Томас вернулся в полицейский участок и получил два ордера: один — на обыск в доме Сент-Джермина, второй — для банка. Питт ухитрился сделать это так поздно, что ими уже невозможно было воспользоваться в тот же день. К пяти часам он уже был дома и, греясь у огня, ел горячие пышки и играл с Джемаймой.

Утром Питт поздно вышел из дома и действовал не спеша. Был уже вечер, когда он, к своему полному удовлетворению, собрал все улики и получил ордер на арест Сент-Джермина.

Взяв всего одного констебля, Томас отправился в парламент и стал ждать, пока в палате лордов закончится голосование и их светлости разойдутся.

Первой он увидел Веспасию, с высоко поднятой головой, в жемчужно-сером платье. Он понял по ее напряженному виду, скованной походке и немигающему взгляду, что билль провалился. Нечего было и надеяться: здравый смысл должен был подсказать Томасу, что для такого законопроекта еще не наступило время.
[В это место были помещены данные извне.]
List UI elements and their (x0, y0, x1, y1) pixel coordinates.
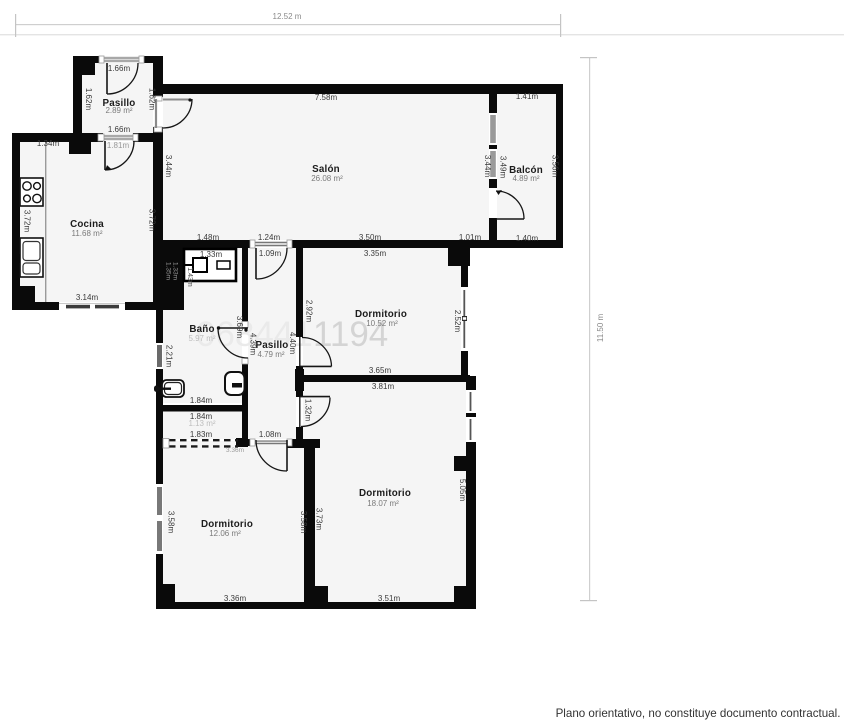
svg-text:12.52 m: 12.52 m (273, 12, 302, 21)
svg-text:4.39m: 4.39m (249, 333, 258, 356)
svg-text:26.08 m²: 26.08 m² (311, 174, 343, 183)
svg-text:2.52m: 2.52m (453, 310, 462, 333)
svg-text:11.68 m²: 11.68 m² (72, 229, 103, 238)
svg-text:1.35m: 1.35m (165, 262, 172, 280)
svg-text:1.66m: 1.66m (108, 125, 131, 134)
svg-text:1.41m: 1.41m (516, 92, 539, 101)
svg-text:1.43m: 1.43m (186, 267, 193, 287)
svg-text:3.73m: 3.73m (315, 508, 324, 531)
svg-text:3.72m: 3.72m (23, 210, 32, 233)
svg-text:1.33m: 1.33m (172, 262, 179, 280)
svg-text:18.07 m²: 18.07 m² (367, 499, 399, 508)
svg-text:1.48m: 1.48m (197, 233, 220, 242)
svg-text:2.21m: 2.21m (165, 345, 174, 368)
svg-text:10.52 m²: 10.52 m² (366, 319, 398, 328)
svg-text:5.97 m²: 5.97 m² (188, 334, 215, 343)
svg-text:1.40m: 1.40m (516, 234, 539, 243)
svg-text:3.14m: 3.14m (76, 293, 99, 302)
svg-text:3.35m: 3.35m (364, 249, 387, 258)
svg-text:Dormitorio: Dormitorio (359, 488, 411, 499)
svg-text:4.79 m²: 4.79 m² (257, 350, 284, 359)
svg-text:3.58m: 3.58m (299, 511, 308, 534)
svg-text:Plano orientativo, no constitu: Plano orientativo, no constituye documen… (556, 707, 841, 720)
svg-text:3.72m: 3.72m (148, 209, 157, 232)
svg-text:1.66m: 1.66m (108, 64, 131, 73)
svg-text:11.50 m: 11.50 m (596, 314, 605, 343)
svg-text:3.51m: 3.51m (378, 594, 401, 603)
svg-text:3.58m: 3.58m (167, 511, 176, 534)
svg-text:3.69m: 3.69m (235, 316, 244, 339)
svg-text:1.09m: 1.09m (259, 249, 282, 258)
svg-text:1.01m: 1.01m (459, 233, 482, 242)
svg-text:5.05m: 5.05m (458, 479, 467, 502)
svg-text:1.33m: 1.33m (200, 250, 223, 259)
svg-text:3.44m: 3.44m (483, 155, 492, 178)
svg-text:1.83m: 1.83m (190, 430, 213, 439)
svg-text:3.49m: 3.49m (499, 156, 508, 179)
svg-text:2.92m: 2.92m (305, 300, 314, 323)
svg-text:12.06 m²: 12.06 m² (209, 529, 241, 538)
svg-text:3.50m: 3.50m (359, 233, 382, 242)
svg-text:1.24m: 1.24m (258, 233, 281, 242)
svg-text:3.36m: 3.36m (224, 594, 247, 603)
svg-text:4.89 m²: 4.89 m² (512, 174, 539, 183)
svg-text:1.84m: 1.84m (190, 396, 213, 405)
svg-text:1.32m: 1.32m (304, 399, 313, 422)
svg-text:1.34m: 1.34m (37, 139, 60, 148)
svg-text:4.40m: 4.40m (288, 332, 297, 355)
svg-text:1.81m: 1.81m (107, 141, 130, 150)
svg-text:3.44m: 3.44m (164, 155, 173, 178)
svg-text:1.13 m²: 1.13 m² (188, 419, 215, 428)
svg-text:2.89 m²: 2.89 m² (105, 106, 132, 115)
svg-text:1.62m: 1.62m (148, 88, 157, 111)
svg-text:7.58m: 7.58m (315, 93, 338, 102)
svg-text:1.62m: 1.62m (84, 88, 93, 111)
svg-text:1.08m: 1.08m (259, 430, 282, 439)
svg-text:3.81m: 3.81m (372, 382, 395, 391)
svg-text:3.65m: 3.65m (369, 366, 392, 375)
svg-text:3.36m: 3.36m (226, 447, 244, 454)
svg-text:3.56m: 3.56m (551, 155, 560, 178)
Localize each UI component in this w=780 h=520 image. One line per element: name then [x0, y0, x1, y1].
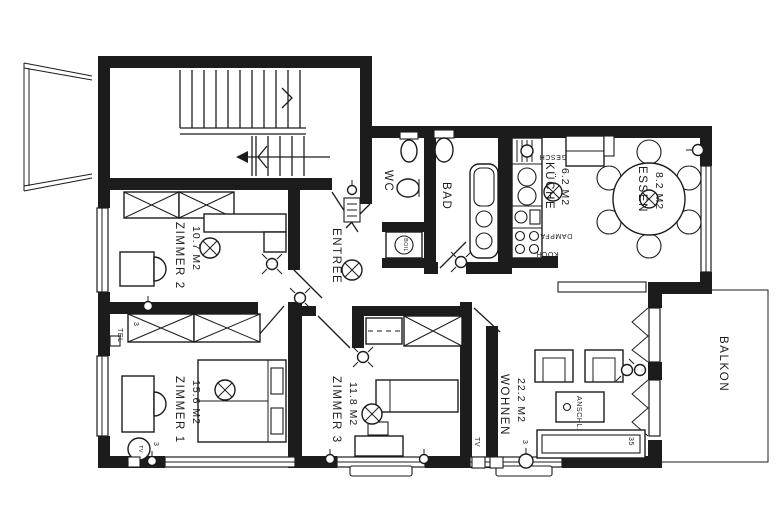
- connection-label: ANSCHL.: [575, 396, 582, 431]
- room-label-wohnen: WOHNEN: [498, 374, 510, 436]
- ceiling-lamp-zimmer1: [215, 380, 235, 400]
- floor-lamp-wohnen: [519, 448, 533, 468]
- entry-canopy: [24, 63, 92, 191]
- room-label-wc: WC: [382, 170, 394, 192]
- window-balkon-2: [649, 380, 660, 436]
- switch-label-zimmer1: 3: [152, 442, 159, 447]
- stair-arrow-head: [236, 151, 248, 163]
- window-balkon-1: [649, 308, 660, 362]
- sink-bowl-1: [518, 168, 536, 186]
- desk-zimmer2: [120, 252, 154, 286]
- wall-lamp-zimmer3-door: [353, 347, 373, 367]
- counter-fitting: [515, 211, 527, 223]
- door-zimmer1: [258, 306, 284, 336]
- toilet-tank-bad: [434, 130, 454, 138]
- socket-box-zimmer1: [128, 457, 140, 467]
- floor-plan-drawing: ZIMMER 2 10.7 M2 ZIMMER 1 15.6 M2 ZIMMER…: [0, 0, 780, 520]
- sink-wc: [397, 179, 419, 197]
- pillow-zimmer1-2: [271, 408, 283, 434]
- tel-label-zimmer2: TEL: [116, 328, 123, 343]
- bathtub-inner: [474, 168, 494, 206]
- curtain-zigzag-2: [632, 380, 648, 436]
- room-label-bad: BAD: [440, 182, 452, 210]
- ceiling-lamp-zimmer3: [362, 404, 382, 424]
- tel-socket-box: [490, 457, 503, 468]
- ceiling-lamp-zimmer2: [200, 238, 220, 258]
- bed-zimmer3: [376, 380, 458, 412]
- wall-lamp-hall-2: [262, 254, 282, 274]
- dresser-zimmer1: [122, 376, 154, 432]
- floor-plan-sheet: ZIMMER 2 10.7 M2 ZIMMER 1 15.6 M2 ZIMMER…: [0, 0, 780, 520]
- sink-bowl-2: [518, 187, 536, 205]
- boiler-label: BOIL: [402, 238, 408, 252]
- switch-label-zimmer2: 3: [132, 322, 139, 327]
- outlet-entry: [348, 180, 357, 195]
- toilet-wc: [401, 140, 417, 162]
- toilet-tank-wc: [400, 132, 418, 139]
- tel-label-wohnen: TEL: [491, 435, 498, 450]
- room-label-essen: ESSEN: [636, 166, 648, 213]
- room-label-entree: ENTREE: [330, 228, 342, 284]
- steam-hood-label: DAMPFA: [540, 232, 572, 239]
- side-table-zimmer2: [264, 232, 286, 252]
- sideboard-essen: [558, 282, 646, 292]
- balcony-slab-outline: [662, 290, 768, 462]
- stove-label: KOCH.: [533, 250, 558, 257]
- area-label-zimmer2: 10.7 M2: [190, 226, 202, 271]
- connection-point: [564, 404, 571, 411]
- burner-1: [516, 232, 525, 241]
- washbasin-bad-1: [476, 211, 492, 227]
- furniture-zimmer2: [120, 192, 286, 286]
- area-label-zimmer3: 11.8 M2: [347, 382, 359, 426]
- area-label-wohnen: 22.2 M2: [515, 378, 527, 423]
- tv-socket-box: [472, 457, 485, 468]
- pillow-zimmer1-1: [271, 368, 283, 394]
- chair-essen-1: [637, 140, 661, 164]
- chair-essen-2: [637, 234, 661, 258]
- counter-fitting-2: [530, 210, 540, 224]
- room-label-balkon: BALKON: [717, 336, 729, 392]
- tv-label-wohnen: TV: [473, 437, 480, 447]
- radiator-zimmer3: [350, 466, 412, 476]
- mark-35-label: 35: [627, 437, 634, 446]
- dishwasher-symbol: [521, 145, 533, 157]
- armchair-1: [535, 350, 573, 382]
- room-label-zimmer1: ZIMMER 1: [173, 376, 185, 444]
- area-label-zimmer1: 15.6 M2: [190, 380, 202, 425]
- outlet-zimmer3-floor-1: [326, 449, 335, 464]
- burner-3: [516, 245, 525, 254]
- wall-lamp-essen-corner: [686, 145, 704, 156]
- switch-label-wohnen: 3: [521, 440, 528, 445]
- toilet-bad: [435, 138, 453, 162]
- sofa-inner: [542, 435, 640, 453]
- outlet-zimmer3-floor-2: [420, 449, 429, 464]
- burner-2: [530, 232, 539, 241]
- intercom-panel: [344, 198, 360, 222]
- furniture-zimmer3: [355, 316, 462, 456]
- outlet-zimmer1-wardrobe: [144, 296, 153, 311]
- curtain-zigzag-1: [632, 308, 648, 362]
- desk-zimmer3: [355, 436, 403, 456]
- bed-zimmer2: [204, 214, 286, 232]
- stair-chevron-up: [282, 88, 292, 108]
- room-label-kueche: KÜCHE: [543, 162, 555, 210]
- area-label-kueche: 6.2 M2: [559, 168, 571, 206]
- tv-label-zimmer1: TV: [137, 445, 143, 453]
- chair-zimmer2: [154, 257, 166, 281]
- stairwell: [180, 70, 330, 176]
- area-label-ess: 8.2 M2: [653, 172, 665, 210]
- door-zimmer3: [318, 316, 350, 348]
- ceiling-lamp-entree: [342, 260, 362, 280]
- armchair-2: [585, 350, 623, 382]
- washbasin-bad-2: [476, 233, 492, 249]
- dishwasher-label: GESCH: [539, 153, 567, 160]
- room-label-zimmer3: ZIMMER 3: [330, 376, 342, 444]
- chair-zimmer1: [154, 392, 166, 416]
- furniture-zimmer1: [122, 314, 286, 467]
- room-label-zimmer2: ZIMMER 2: [173, 222, 185, 290]
- kitchen-end-cabinet: [604, 136, 614, 156]
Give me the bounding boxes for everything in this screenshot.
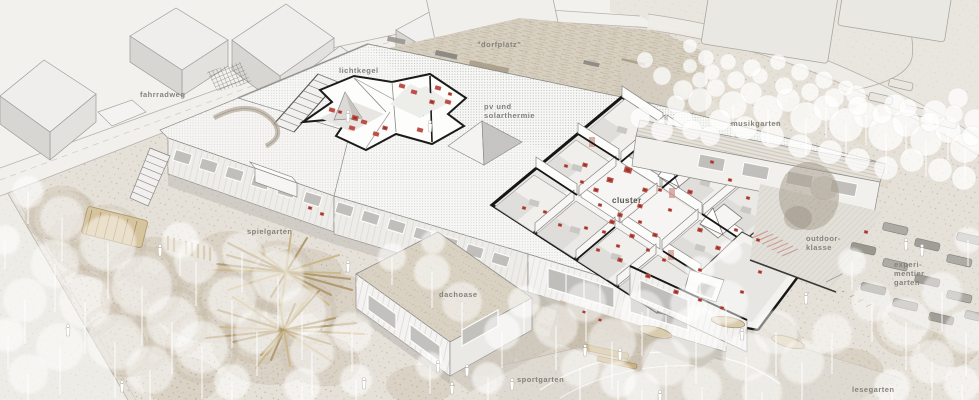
svg-text:garten: garten bbox=[894, 278, 920, 287]
svg-text:"dorfplatz": "dorfplatz" bbox=[477, 40, 521, 49]
svg-text:klasse: klasse bbox=[806, 243, 832, 252]
svg-text:pv und: pv und bbox=[484, 102, 512, 111]
svg-text:fahrradweg: fahrradweg bbox=[140, 90, 185, 99]
svg-text:spielgarten: spielgarten bbox=[247, 227, 293, 236]
svg-text:mentier: mentier bbox=[894, 269, 925, 278]
svg-text:experi-: experi- bbox=[894, 260, 922, 269]
svg-text:sportgarten: sportgarten bbox=[517, 375, 564, 384]
svg-text:solarthermie: solarthermie bbox=[484, 111, 535, 120]
svg-text:cluster: cluster bbox=[612, 196, 642, 205]
svg-text:lichtkegel: lichtkegel bbox=[339, 66, 379, 75]
svg-text:musikgarten: musikgarten bbox=[731, 119, 781, 128]
svg-text:lesegarten: lesegarten bbox=[852, 385, 895, 394]
svg-text:dachoase: dachoase bbox=[439, 290, 478, 299]
svg-text:outdoor-: outdoor- bbox=[806, 234, 841, 243]
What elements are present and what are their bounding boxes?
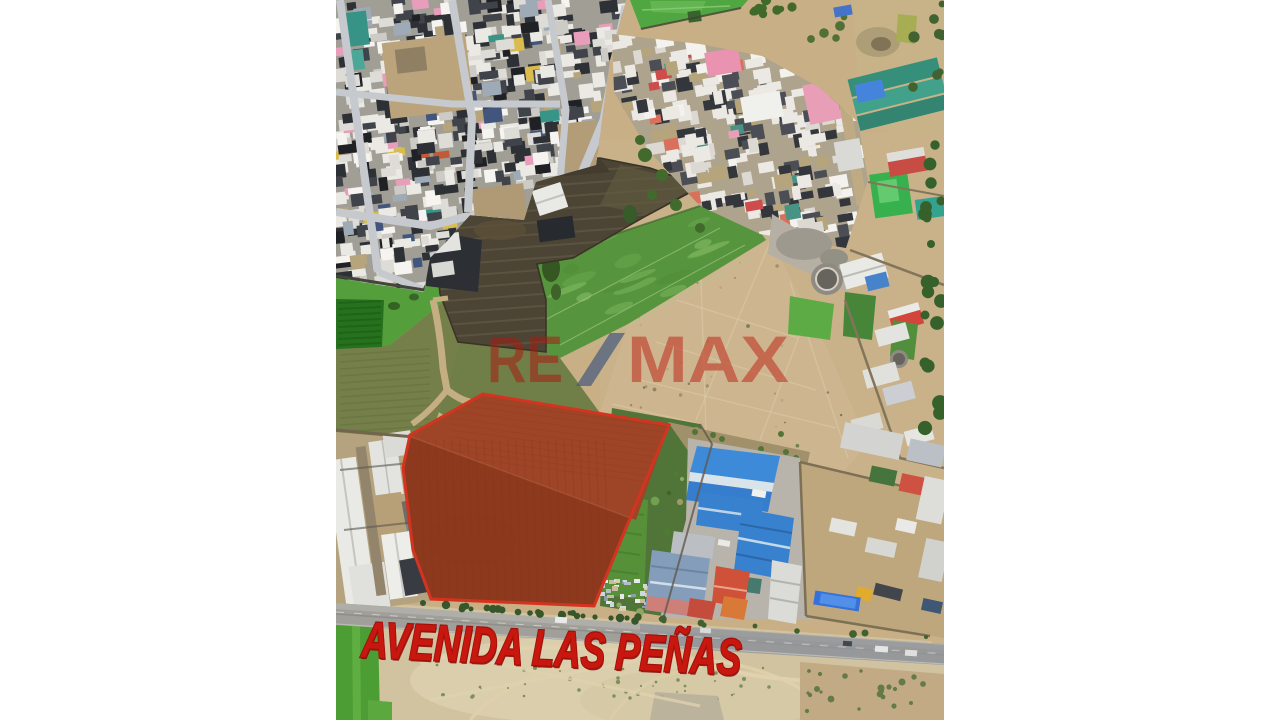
- svg-text:RE: RE: [487, 322, 563, 396]
- svg-text:MAX: MAX: [627, 322, 789, 396]
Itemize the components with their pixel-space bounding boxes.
И тем не менее разочарование было сильным, словно осязаемая боль.

Конечно, они продолжат борьбу и со временем, лет через пять-десять, победят. Но ему хотелось, чтобы это случилось сейчас: ведь через десять лет нынешних детишек будет уже поздно спасать.

За спиной у Веспасии маячил Карлайл. Словно ощутив печаль Питта, он повернулся и встретился с ним взглядом. Даже в минуту поражения Сомерсет не утратил горькой иронии, сквозившей в легкой улыбке. Знал ли он, как и Веспасия, для чего пришел Питт?

Инспектор двинулся к ним, пробираясь сквозь толпу. Краем глаза он видел, как констебль заходит с другой стороны. За Веспасией и Карлайлом показался Сент-Джермин. По нему было не заметно, чтобы он сильно расстроился. Он славно сражался, и все это запомнят. Очевидно, только это и имело для него значение.

Веспасия с кем-то говорила, слегка наклонившись. Никогда еще она не выглядела такой старой. Возможно, знала, что не доживет до того времени, когда билль будет принят. Десять лет — слишком долгий срок для нее.

Питт чуть передвинулся, чтобы посмотреть, с кем беседует Веспасия и кто поддерживает ее под руку. Он надеялся, что это не леди Сент-Джермин.

Теперь их разделяло всего несколько ярдов. Томас увидел, как констебль подобрался поближе, чтобы отрезать путь к отступлению.

Питт оказался прямо перед Веспасией.

Она повернулась и увидела его. Рядом с ней стояла Шарлотта!

Томас остановился. Они стояли друг против друга: констебль и Питт — и Сент-Джермин, Карлайл и две женщины.

На какую-то секунду Томасу пришла дикая мысль, что Шарлотта с самого начала знала, кто убил Годольфина Джонса, но он тут же отмел ее. Откуда ей знать? А если она и гадала об этом в последнее время, ему никогда об этом не узнать.